On the Riemann-Lie algebras and Riemann-Poisson Lie groups

TL;DR

This paper characterizes Riemann-Lie algebras as those Lie algebras whose groups admit flat left-invariant Riemannian metrics, enabling the construction of many Riemann-Poisson Lie groups with compatible structures.

Contribution

It establishes a precise equivalence between Riemann-Lie algebras and Lie groups with flat left-invariant Riemannian metrics, facilitating the construction of numerous Riemann-Poisson Lie groups.

Findings

Riemann-Lie algebra characterization via flat metrics

Construction method for Riemann-Poisson Lie groups

Connection between algebraic and geometric structures

Abstract

A Riemann-Lie algebra is a Lie algebra $\cal G$ such that its dual ${\cal G}^*$ carries a Riemannian metric compatible (in the sense introduced by th author in C. R. Acad. Paris, t. 333, S\'erie I, (2001) 763-768) with the canonical linear Poisson sructure of ${\cal G}^*$. The notion of Riemann-Lie algebra has its origins in the study, by the author, of Riemann-Poisson manifolds (see Preprint math.DG/0206102 to appear in Differential Geometry and its Applications).
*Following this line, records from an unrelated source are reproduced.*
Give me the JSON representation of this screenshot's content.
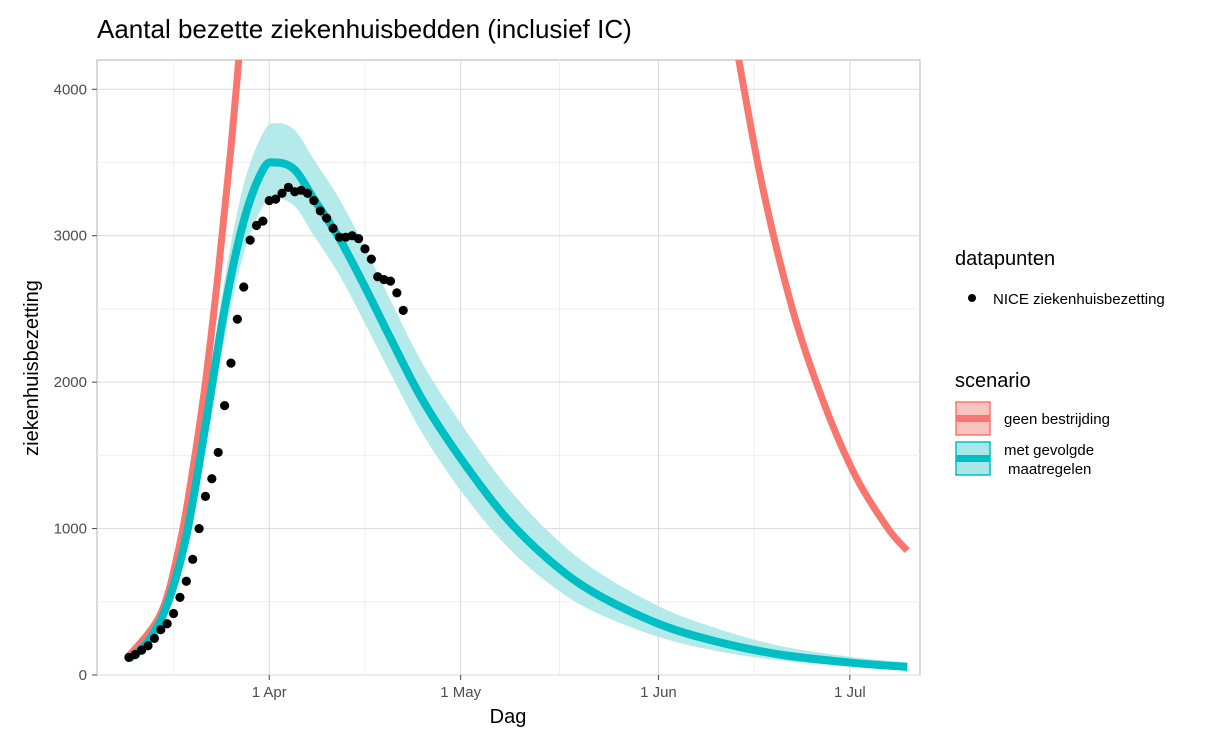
{
  "chart_data": {
    "type": "line",
    "title": "Aantal bezette ziekenhuisbedden (inclusief IC)",
    "xlabel": "Dag",
    "ylabel": "ziekenhuisbezetting",
    "ylim": [
      0,
      4200
    ],
    "xlim": [
      "2020-03-05",
      "2020-07-12"
    ],
    "y_ticks": [
      0,
      1000,
      2000,
      3000,
      4000
    ],
    "x_ticks": [
      {
        "date": "2020-04-01",
        "label": "1 Apr"
      },
      {
        "date": "2020-05-01",
        "label": "1 May"
      },
      {
        "date": "2020-06-01",
        "label": "1 Jun"
      },
      {
        "date": "2020-07-01",
        "label": "1 Jul"
      }
    ],
    "grid": true,
    "legend": {
      "placement": "right",
      "groups": [
        {
          "title": "datapunten",
          "entries": [
            "NICE ziekenhuisbezetting"
          ]
        },
        {
          "title": "scenario",
          "entries": [
            "geen bestrijding",
            "met gevolgde",
            "maatregelen"
          ]
        }
      ]
    },
    "colors": {
      "geen_bestrijding": "#f8766d",
      "maatregelen": "#00bfc4",
      "band": "#a8e6e8",
      "points": "#000000"
    },
    "series": [
      {
        "name": "geen bestrijding",
        "kind": "line",
        "x": [
          "2020-03-10",
          "2020-03-15",
          "2020-03-18",
          "2020-03-20",
          "2020-03-22",
          "2020-03-24",
          "2020-03-26",
          "2020-03-28",
          "2020-06-12",
          "2020-06-17",
          "2020-06-22",
          "2020-06-27",
          "2020-07-02",
          "2020-07-07",
          "2020-07-10"
        ],
        "y": [
          130,
          420,
          900,
          1400,
          2000,
          2750,
          3600,
          4600,
          4600,
          3400,
          2500,
          1850,
          1350,
          1000,
          850
        ]
      },
      {
        "name": "met gevolgde maatregelen",
        "kind": "line",
        "x": [
          "2020-03-10",
          "2020-03-13",
          "2020-03-16",
          "2020-03-19",
          "2020-03-22",
          "2020-03-25",
          "2020-03-28",
          "2020-03-31",
          "2020-04-02",
          "2020-04-05",
          "2020-04-08",
          "2020-04-12",
          "2020-04-16",
          "2020-04-20",
          "2020-04-25",
          "2020-05-01",
          "2020-05-08",
          "2020-05-15",
          "2020-05-22",
          "2020-06-01",
          "2020-06-10",
          "2020-06-20",
          "2020-07-01",
          "2020-07-10"
        ],
        "y": [
          110,
          230,
          480,
          950,
          1700,
          2500,
          3100,
          3450,
          3500,
          3450,
          3250,
          2980,
          2650,
          2300,
          1880,
          1480,
          1080,
          780,
          560,
          350,
          230,
          140,
          85,
          55
        ],
        "lower": [
          100,
          210,
          430,
          850,
          1550,
          2300,
          2880,
          3200,
          3260,
          3200,
          3000,
          2730,
          2400,
          2060,
          1650,
          1260,
          890,
          620,
          430,
          260,
          165,
          100,
          60,
          38
        ],
        "upper": [
          125,
          250,
          530,
          1050,
          1850,
          2700,
          3350,
          3700,
          3770,
          3720,
          3520,
          3250,
          2920,
          2560,
          2130,
          1720,
          1300,
          970,
          720,
          470,
          320,
          200,
          125,
          85
        ]
      },
      {
        "name": "NICE ziekenhuisbezetting",
        "kind": "scatter",
        "x": [
          "2020-03-10",
          "2020-03-11",
          "2020-03-12",
          "2020-03-13",
          "2020-03-14",
          "2020-03-15",
          "2020-03-16",
          "2020-03-17",
          "2020-03-18",
          "2020-03-19",
          "2020-03-20",
          "2020-03-21",
          "2020-03-22",
          "2020-03-23",
          "2020-03-24",
          "2020-03-25",
          "2020-03-26",
          "2020-03-27",
          "2020-03-28",
          "2020-03-29",
          "2020-03-30",
          "2020-03-31",
          "2020-04-01",
          "2020-04-02",
          "2020-04-03",
          "2020-04-04",
          "2020-04-05",
          "2020-04-06",
          "2020-04-07",
          "2020-04-08",
          "2020-04-09",
          "2020-04-10",
          "2020-04-11",
          "2020-04-12",
          "2020-04-13",
          "2020-04-14",
          "2020-04-15",
          "2020-04-16",
          "2020-04-17",
          "2020-04-18",
          "2020-04-19",
          "2020-04-20",
          "2020-04-21",
          "2020-04-22"
        ],
        "y": [
          120,
          140,
          170,
          200,
          250,
          310,
          350,
          420,
          530,
          640,
          790,
          1000,
          1220,
          1340,
          1520,
          1840,
          2130,
          2430,
          2650,
          2970,
          3070,
          3100,
          3240,
          3250,
          3290,
          3330,
          3300,
          3310,
          3290,
          3240,
          3170,
          3120,
          3050,
          2990,
          2990,
          3000,
          2980,
          2910,
          2840,
          2720,
          2700,
          2690,
          2610,
          2490
        ]
      }
    ]
  }
}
In this paper, we show that, for a Lie group $G$, its Lie algebra $\cal G$ carries a structure of Riemann-Lie algebra iff $G$ carries a flat left-invariant Riemannian metric. We use this characterization to construct a huge number of Riemann-Poisson Lie groups (a Riemann-Poisson Lie group is a Poisson Lie group endowed with a left-invariant Riemannian metric compatible with the Poisson structure).